Are you sure about these two?  apt has Depends on them, but they're
superflous (I verified that, see #452640).  I don't know about D-I.

> Your base-installer patch would break d-i.
> 
> I also wouldn't be suprised if a system without important didn't boot
> properly at all. It'd be missing a dhcp client, module-init-tools, netbase,
> and ifupdown.

Yes; for every new option that is added, there's a chance it breaks things.

If you think that is very likely, why not allow it via preseeding?  I wouldn't
mind going through the hassle of adding a preseeding variable and afterwards
dealing with the problems you describe (possibly providing solutions that may
(or may not) allow to make this option more accessible in the future).

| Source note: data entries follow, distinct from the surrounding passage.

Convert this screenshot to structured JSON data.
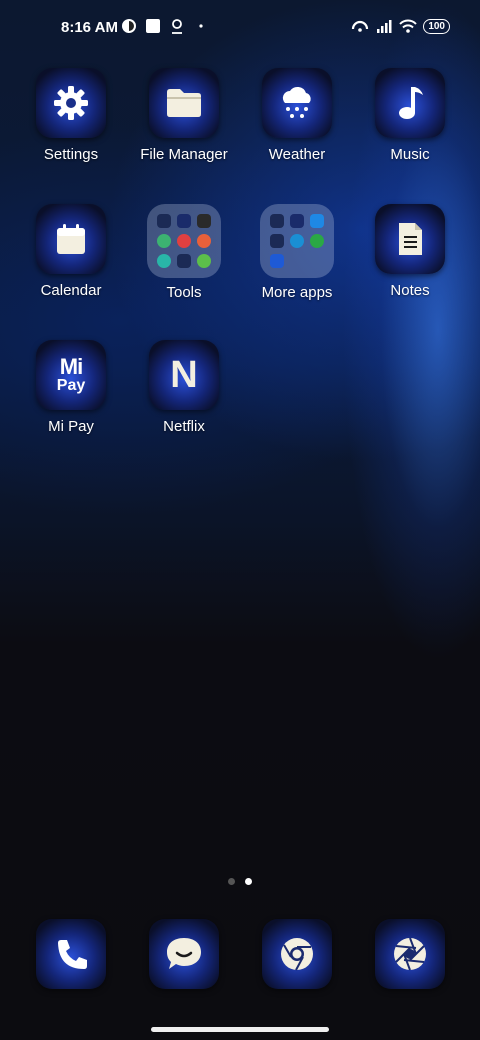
{
  "status_bar": {
    "time": "8:16 AM",
    "battery": "100"
  },
  "home_apps": [
    {
      "label": "Settings",
      "icon": "gear-icon"
    },
    {
      "label": "File Manager",
      "icon": "folder-icon"
    },
    {
      "label": "Weather",
      "icon": "cloud-snow-icon"
    },
    {
      "label": "Music",
      "icon": "music-note-icon"
    },
    {
      "label": "Calendar",
      "icon": "calendar-icon"
    },
    {
      "label": "Tools",
      "icon": "folder-grid"
    },
    {
      "label": "More apps",
      "icon": "folder-grid"
    },
    {
      "label": "Notes",
      "icon": "document-icon"
    },
    {
      "label": "Mi Pay",
      "icon": "mi-pay-icon",
      "icon_text_top": "Mi",
      "icon_text_bottom": "Pay"
    },
    {
      "label": "Netflix",
      "icon": "netflix-icon",
      "icon_text": "N"
    }
  ],
  "dock_apps": [
    {
      "label": "Phone",
      "icon": "phone-icon"
    },
    {
      "label": "Messages",
      "icon": "message-icon"
    },
    {
      "label": "Chrome",
      "icon": "chrome-icon"
    },
    {
      "label": "Camera",
      "icon": "aperture-icon"
    }
  ],
  "pages": {
    "count": 2,
    "active": 2
  }
}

> > They could be put together with the "standard" task (as attached patch does)
> > or in a separate one.
> 
> Putting them with the standard task is bad UI; the name of the standard
> task is "standard" because it installs standard.
> 
> Putting it in a separate task is also bad UI; there's no sane way to
> explain what important is in tasksel's UI, and it would just clutter up
> the list with something that only a very few people in the know would
> ever legitimately use.

Ok; that was just a suggested scheme.  A more ghostly UI such as preseeding
would be fine with me either.

> I suggest that if there are things in important that you don't want to have
> installed by default, you get individual packages demoted. A good starting
> point would be dselect[1]..

I did actually consider that.  But out of 61 packages I can see in sid, I only
see 3 that would _really_ be necessary to garantee a non-broken system (the
ones you mentioned before, minus ifupdown which is already dragged in by
netbase).

Considering this, and also that the description for "important" overlaps
with the description for "required" (see #452393), and that I proposed to
resolve this contradiction in favour of "required", I think it's much more
feasible to handle those 3 packages than handle the rest.

-- 
Robert Millan

<GPLv2> I know my rights; I want my phone call!
<DRM> What use is a phone call… if you are unable to speak?